Suriye dosyasında Elysee kaynakları, Fransız Cumhurbaşkanı’nın bir röportajında Trump’ı Amerikan kuvvetlerini uzun bir süre Suriye’de tutmak için ikna ettiğini söylemesi ancak Beyaz Saray sözcüsünün Trump’ın hala güçlerini hızlı bir şekilde geri çekmeyi istediğini söyleyerek bunu reddetmesi üzerine Macron ve Beyaz Saray arasındaki ‘tartışmayı’ hatırlatmaktan kaçındı. Fransız yetkililer Washington’un tavır değişikliğine gitmesi konusundaki kaygılarını gizlemiyor. Ancak Macron, Suriye konusunda onu etkilemek için Trump ile kurduğu sağlam ve özel ilişkilere güveniyor.
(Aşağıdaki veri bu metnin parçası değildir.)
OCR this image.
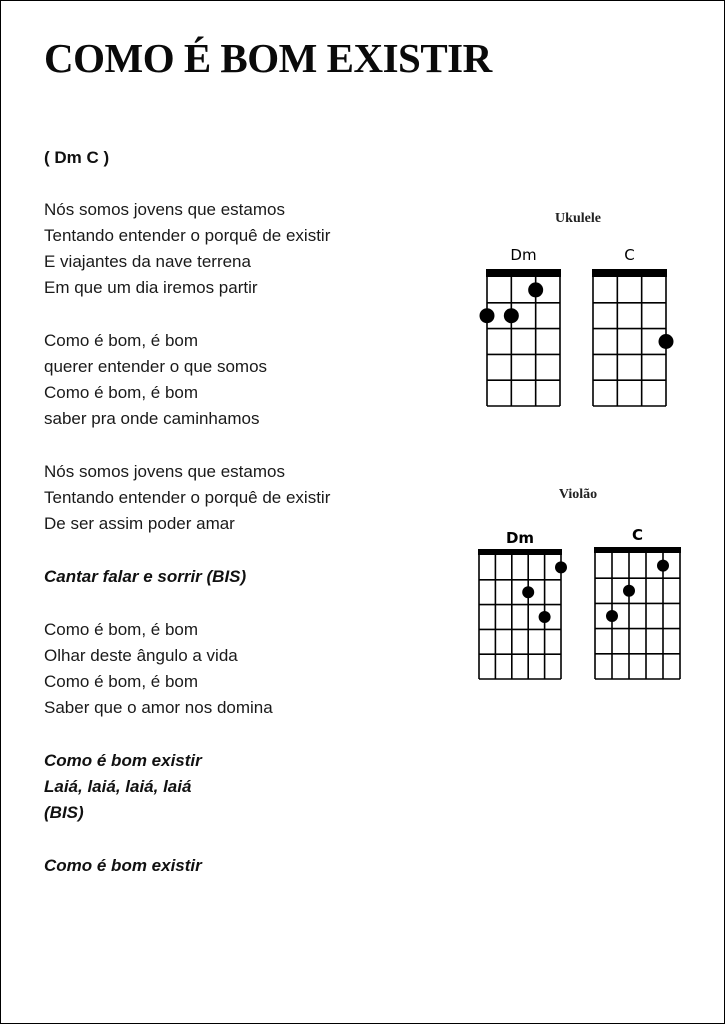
COMO É BOM EXISTIR
( Dm C )
Nós somos jovens que estamos
Tentando entender o porquê de existir
E viajantes da nave terrena
Em que um dia iremos partir
Como é bom, é bom
querer entender o que somos
Como é bom, é bom
saber pra onde caminhamos
Nós somos jovens que estamos
Tentando entender o porquê de existir
De ser assim poder amar
Cantar falar e sorrir (BIS)
Como é bom, é bom
Olhar deste ângulo a vida
Como é bom, é bom
Saber que o amor nos domina
Como é bom existir
Laiá, laiá, laiá, laiá
(BIS)
Como é bom existir
Ukulele
Violão
Dm	C
Dm	C
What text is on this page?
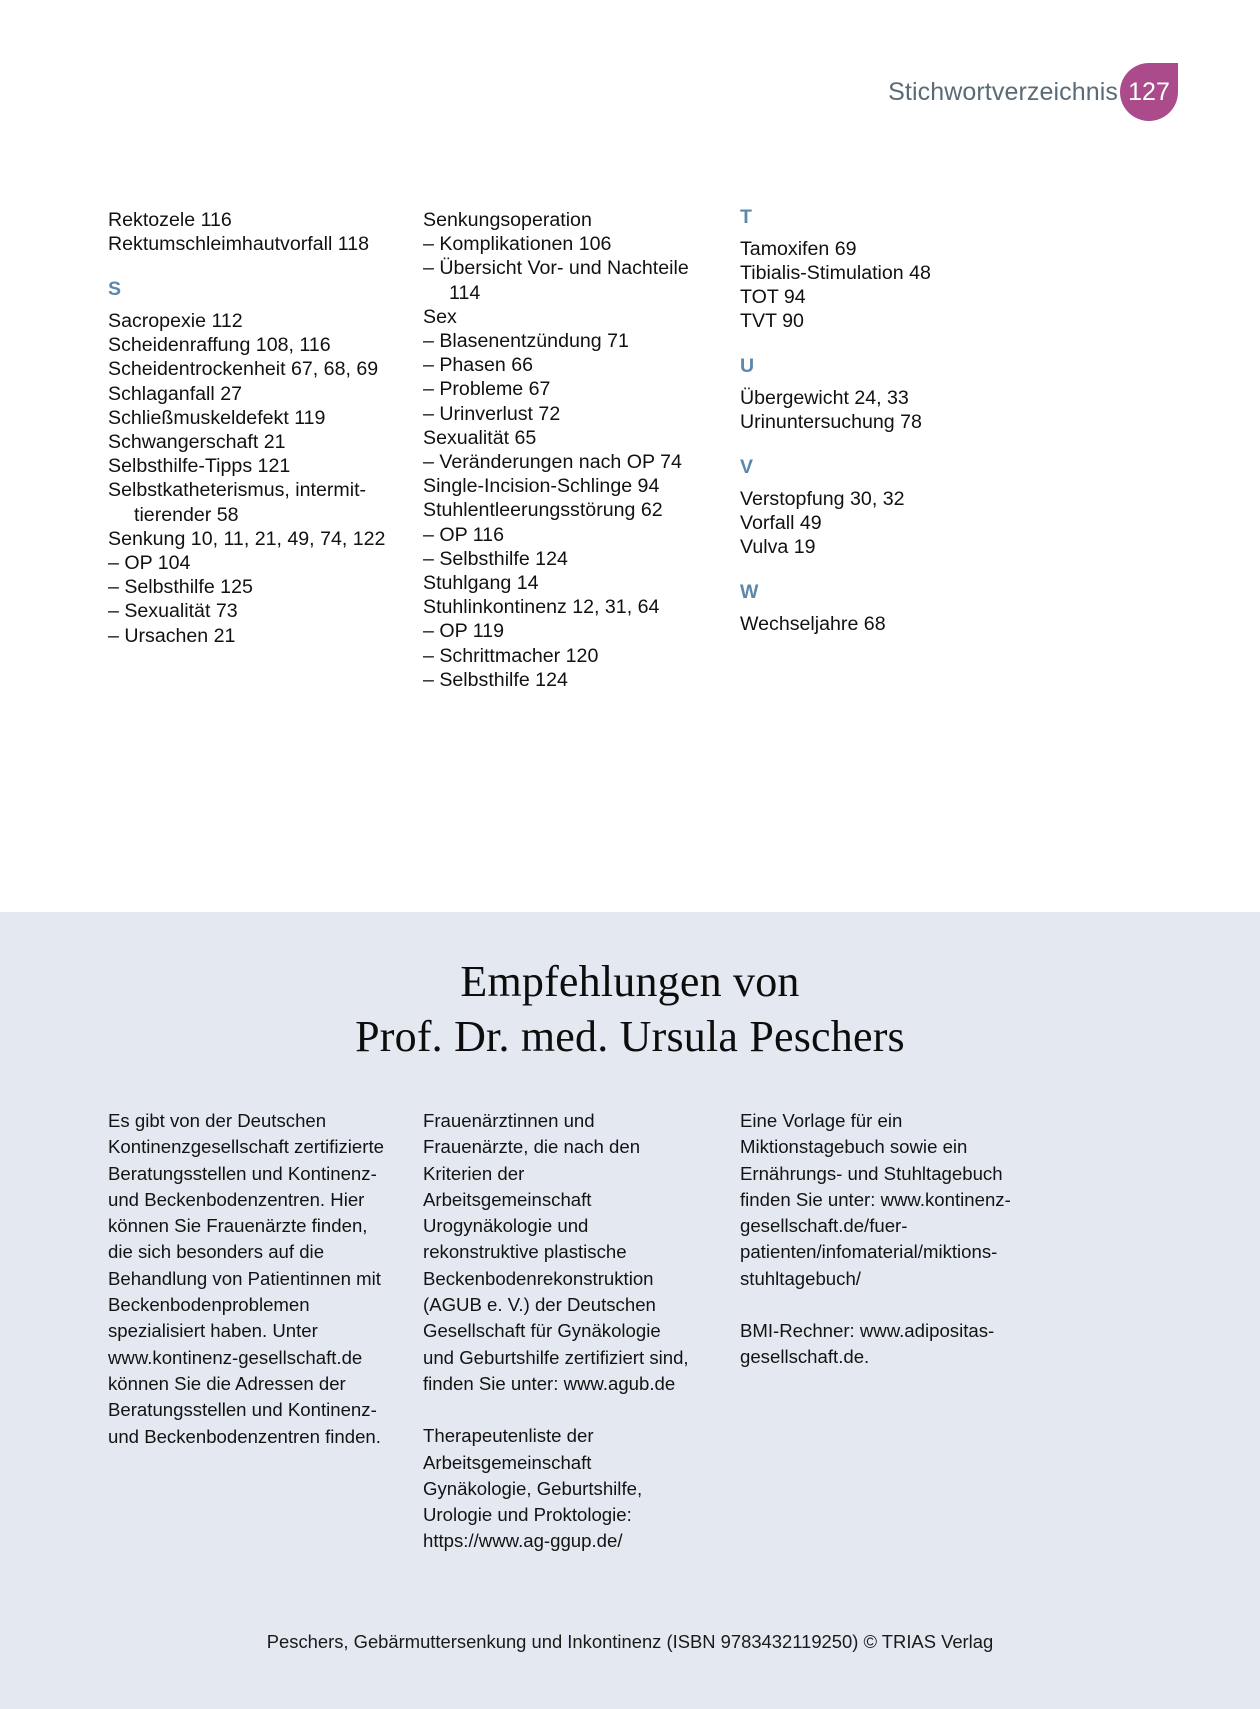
Stichwortverzeichnis 127
Rektozele 116
Rektumschleimhautvorfall 118
S
Sacropexie 112
Scheidenraffung 108, 116
Scheidentrockenheit 67, 68, 69
Schlaganfall 27
Schließmuskeldefekt 119
Schwangerschaft 21
Selbsthilfe-Tipps 121
Selbstkatheterismus, intermit-
tierender 58
Senkung 10, 11, 21, 49, 74, 122
– OP 104
– Selbsthilfe 125
– Sexualität 73
– Ursachen 21
Senkungsoperation
– Komplikationen 106
– Übersicht Vor- und Nachteile
114
Sex
– Blasenentzündung 71
– Phasen 66
– Probleme 67
– Urinverlust 72
Sexualität 65
– Veränderungen nach OP 74
Single-Incision-Schlinge 94
Stuhlentleerungsstörung 62
– OP 116
– Selbsthilfe 124
Stuhlgang 14
Stuhlinkontinenz 12, 31, 64
– OP 119
– Schrittmacher 120
– Selbsthilfe 124
T
Tamoxifen 69
Tibialis-Stimulation 48
TOT 94
TVT 90
U
Übergewicht 24, 33
Urinuntersuchung 78
V
Verstopfung 30, 32
Vorfall 49
Vulva 19
W
Wechseljahre 68
Empfehlungen von
Prof. Dr. med. Ursula Peschers

Es gibt von der Deutschen Kontinenzgesellschaft zertifizierte Beratungsstellen und Kontinenz- und Beckenbodenzentren. Hier können Sie Frauenärzte finden, die sich besonders auf die Behandlung von Patientinnen mit Beckenbodenproblemen spezialisiert haben. Unter www.kontinenz-gesellschaft.de können Sie die Adressen der Beratungsstellen und Kontinenz- und Beckenbodenzentren finden.

Frauenärztinnen und Frauenärzte, die nach den Kriterien der Arbeitsgemeinschaft Urogynäkologie und rekonstruktive plastische Beckenbodenrekonstruktion (AGUB e. V.) der Deutschen Gesellschaft für Gynäkologie und Geburtshilfe zertifiziert sind, finden Sie unter: www.agub.de

Therapeutenliste der Arbeitsgemeinschaft Gynäkologie, Geburtshilfe, Urologie und Proktologie: https://www.ag-ggup.de/

Eine Vorlage für ein Miktionstagebuch sowie ein Ernährungs- und Stuhltagebuch finden Sie unter: www.kontinenz-gesellschaft.de/fuer-patienten/infomaterial/miktions-stuhltagebuch/

BMI-Rechner: www.adipositas-gesellschaft.de.

Peschers, Gebärmuttersenkung und Inkontinenz (ISBN 9783432119250) © TRIAS Verlag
Düne kadar Fransız yetkililer Beyaz Saray’ın Suriye’nin kuzeydoğusunda yer alan ve sayıları yaklaşık iki bine varan Amerikan güçleri yerine Arap güçlerini yerleştirme isteği konusundaki görüşlerini açıklamaktan kaçındı. Paris aynı şekilde Amerika’nın Suriye’nin geleceğine yönelik planlarından da habersiz olup dışişleri, savunma ve ekonomi bakanlarının da katılacağı ziyaret boyunca yapılacak tartışmalara güveniyor.

Filistin meselesi

Gündeme oturan Filistin meselesi ve Amerikan elçiliğinin Kudüs’e taşınma tarihinin yaklaşması, Fransa’yı tedrigin eden mesele olarak hala duruyor. Macron daha önce buna şiddetle karşı çıkmıştı. Bununla birlikte cumhurbaşkanlığı kaynakları, Paris’in Amerikan yönetiminin Filistinliler ve İsrailliler arasındaki barış planını açıklamadığı sürece Washington’a herhangi bir şeye kalkışmayacağı sözünü verdiğini bildirdi. Bu tutum, Brüksel’de Filistin Cumhurbaşkanı ile resmi bir görüşme gerçekleştiren AB’nin tutumu ile örtüşüyor. AB de ABD’nin planının birçok ayrıntısının ortaya çıktığını göz önünde bulundurarak Washington’un planlarını resmi olarak açıklamasının beklenmesini tavsiye etmişti.